The Medical Segmentation Decathlon

Antonelli, Michela; Annika, Reinke; Spyridon, Bakas; Keyvan, Farahani; Annette, Kopp-Schneider; Landman Bennett, A.; Geert, Litjens; Bjoern, Menze; Olaf, Ronneberger; Summers Ronald, M.; Van Ginneken Bram,; Michel, Bilello; Patrick, Bilic; Christ Patrick, F.; Do Richard, K. G.; Gollub Marc, J.; Heckers Stephan, H.; Henkjan, Huisman; Jarnagin William, R.; Mchugo Maureen, K.; Sandy, Napel; Golia, Pernicka Jennifer S.; Kawal, Rhode; Catalina, Tobon-Gomez; Eugene, Vorontsov; Meakin James, A.; Sebastien, Ourselin; Manuel, Wiesenfarth; Pablo, Arbeláez; Byeonguk, Bae; Sihong, Chen; Laura, Daza; Jianjiang, Feng; Baochun, He; Fabian, Isensee; Yuanfeng, Ji; Fucang, Jia; Ildoo, Kim; Klaus, Maier-Hein; Dorit, Merhof; Akshay, Pai; Beomhee, Park; Mathias, Perslev; Ramin, Rezaiifar; Oliver, Rippel; Ignacio, Sarasua; Wei, Shen; Jaemin, Son; Christian, Wachinger; Liansheng, Wang; Yan, Wang; Yingda, Xia; Daguang, Xu; Zhanwei, Xu; Yefeng, Zheng; Simpson Amber, L.; Lena, Maier-Hein; Jorge, Cardoso M.

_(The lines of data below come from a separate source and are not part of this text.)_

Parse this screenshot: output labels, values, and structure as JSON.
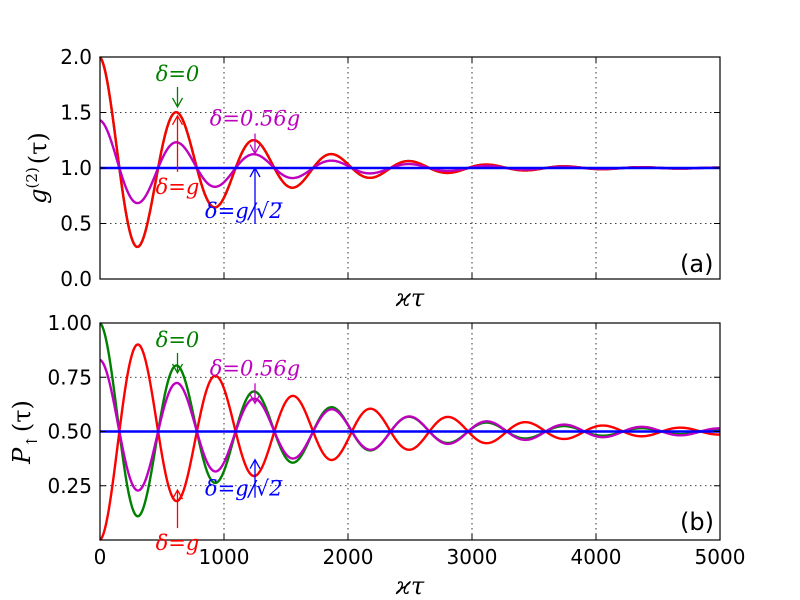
{
  "chart_data": [
    {
      "type": "line",
      "panel_label": "(a)",
      "ylabel_main": "g",
      "ylabel_sup": "(2)",
      "ylabel_arg": "(τ)",
      "xlabel": "ϰτ",
      "xlim": [
        0,
        5000
      ],
      "ylim": [
        0,
        2.0
      ],
      "xticks": [
        0,
        1000,
        2000,
        3000,
        4000,
        5000
      ],
      "xtick_labels_visible": false,
      "yticks": [
        0.0,
        0.5,
        1.0,
        1.5,
        2.0
      ],
      "ytick_labels": [
        "0.0",
        "0.5",
        "1.0",
        "1.5",
        "2.0"
      ],
      "grid": true,
      "series": [
        {
          "name": "δ=0",
          "color": "#008000",
          "model": "1 + A*exp(-x/T)*cos(2*pi*x/P)",
          "A": 1.0,
          "T": 900,
          "P": 625
        },
        {
          "name": "δ=g",
          "color": "#ff0000",
          "model": "1 + A*exp(-x/T)*cos(2*pi*x/P)",
          "A": 1.0,
          "T": 900,
          "P": 625
        },
        {
          "name": "δ=0.56g",
          "color": "#bf00bf",
          "model": "1 + A*exp(-x/T)*cos(2*pi*x/P)",
          "A": 0.43,
          "T": 1000,
          "P": 625
        },
        {
          "name": "δ=g/√2",
          "color": "#0000ff",
          "model": "constant",
          "value": 1.0
        }
      ],
      "annotations": [
        {
          "text": "δ=0",
          "color": "#008000",
          "arrow_tip_x": 625,
          "arrow_tip_y": 1.55,
          "direction": "down"
        },
        {
          "text": "δ=0.56g",
          "color": "#bf00bf",
          "arrow_tip_x": 1250,
          "arrow_tip_y": 1.13,
          "direction": "down"
        },
        {
          "text": "δ=g",
          "color": "#ff0000",
          "arrow_tip_x": 625,
          "arrow_tip_y": 1.47,
          "direction": "up"
        },
        {
          "text": "δ=g/√2",
          "color": "#0000ff",
          "arrow_tip_x": 1250,
          "arrow_tip_y": 1.0,
          "direction": "up"
        }
      ]
    },
    {
      "type": "line",
      "panel_label": "(b)",
      "ylabel_main": "P",
      "ylabel_sub": "↑",
      "ylabel_arg": "(τ)",
      "xlabel": "ϰτ",
      "xlim": [
        0,
        5000
      ],
      "ylim": [
        0,
        1.0
      ],
      "xticks": [
        0,
        1000,
        2000,
        3000,
        4000,
        5000
      ],
      "xtick_labels": [
        "0",
        "1000",
        "2000",
        "3000",
        "4000",
        "5000"
      ],
      "yticks": [
        0.25,
        0.5,
        0.75,
        1.0
      ],
      "ytick_labels": [
        "0.25",
        "0.50",
        "0.75",
        "1.00"
      ],
      "grid": true,
      "series": [
        {
          "name": "δ=0",
          "color": "#008000",
          "model": "0.5 + A*exp(-x/T)*cos(2*pi*x/P)",
          "A": 0.5,
          "T": 1250,
          "P": 625
        },
        {
          "name": "δ=g",
          "color": "#ff0000",
          "model": "0.5 - A*exp(-x/T)*cos(2*pi*x/P)",
          "A": 0.5,
          "T": 1400,
          "P": 625
        },
        {
          "name": "δ=0.56g",
          "color": "#bf00bf",
          "model": "0.5 + A*exp(-x/T)*cos(2*pi*x/P)",
          "A": 0.33,
          "T": 1600,
          "P": 625
        },
        {
          "name": "δ=g/√2",
          "color": "#0000ff",
          "model": "constant",
          "value": 0.5
        }
      ],
      "annotations": [
        {
          "text": "δ=0",
          "color": "#008000",
          "arrow_tip_x": 625,
          "arrow_tip_y": 0.77,
          "direction": "down"
        },
        {
          "text": "δ=0.56g",
          "color": "#bf00bf",
          "arrow_tip_x": 1250,
          "arrow_tip_y": 0.63,
          "direction": "down"
        },
        {
          "text": "δ=g",
          "color": "#ff0000",
          "arrow_tip_x": 625,
          "arrow_tip_y": 0.23,
          "direction": "up"
        },
        {
          "text": "δ=g/√2",
          "color": "#0000ff",
          "arrow_tip_x": 1250,
          "arrow_tip_y": 0.37,
          "direction": "up"
        }
      ]
    }
  ]
}
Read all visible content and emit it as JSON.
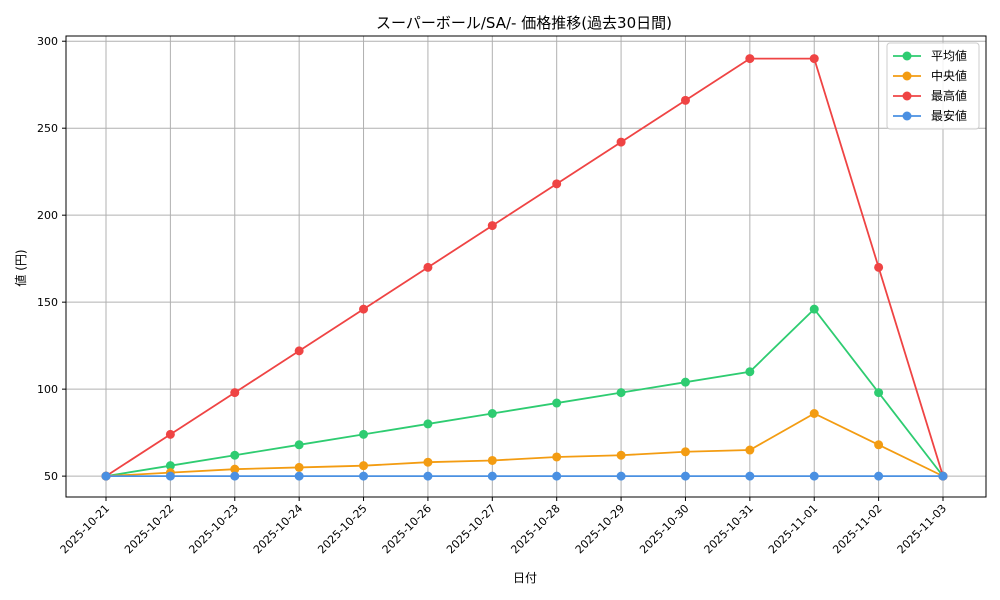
{
  "chart_data": {
    "type": "line",
    "title": "スーパーボール/SA/- 価格推移(過去30日間)",
    "xlabel": "日付",
    "ylabel": "値 (円)",
    "categories": [
      "2025-10-21",
      "2025-10-22",
      "2025-10-23",
      "2025-10-24",
      "2025-10-25",
      "2025-10-26",
      "2025-10-27",
      "2025-10-28",
      "2025-10-29",
      "2025-10-30",
      "2025-10-31",
      "2025-11-01",
      "2025-11-02",
      "2025-11-03"
    ],
    "ylim": [
      38,
      303
    ],
    "yticks": [
      50,
      100,
      150,
      200,
      250,
      300
    ],
    "grid": true,
    "legend_position": "top-right",
    "series": [
      {
        "name": "平均値",
        "color": "#2ecc71",
        "values": [
          50,
          56,
          62,
          68,
          74,
          80,
          86,
          92,
          98,
          104,
          110,
          146,
          98,
          50
        ]
      },
      {
        "name": "中央値",
        "color": "#f39c12",
        "values": [
          50,
          52,
          54,
          55,
          56,
          58,
          59,
          61,
          62,
          64,
          65,
          86,
          68,
          50
        ]
      },
      {
        "name": "最高値",
        "color": "#ef4444",
        "values": [
          50,
          74,
          98,
          122,
          146,
          170,
          194,
          218,
          242,
          266,
          290,
          290,
          170,
          50
        ]
      },
      {
        "name": "最安値",
        "color": "#4a90e2",
        "values": [
          50,
          50,
          50,
          50,
          50,
          50,
          50,
          50,
          50,
          50,
          50,
          50,
          50,
          50
        ]
      }
    ]
  }
}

doi:10.1038/s41467-022-30695-9

International challenges have become the de facto standard for comparative assessment of image analysis algorithms. Although segmentation is the most widely investigated medical image processing task, the various challenges have been organized to focus only on specific clinical tasks. We organized the Medical Segmentation Decathlon (MSD)—a biomedical image analysis challenge, in which algorithms compete in a multitude of both tasks and modalities to investigate the hypothesis that a method capable of performing well on multiple tasks will generalize well to a previously unseen task and potentially outperform a customdesigned solution. MSD results confirmed this hypothesis, moreover, MSD winner continued generalizing well to a wide range of other clinical problems for the next two years. Three main conclusions can be drawn from this study: (1) state-of-the-art image segmentation algorithms generalize well when retrained on unseen tasks; (2) consistent algorithmic performance across multiple tasks is a strong surrogate of algorithmic generalizability; (3) the training of accurate AI segmentation models is now commoditized to scientists that are not versed in AI model training.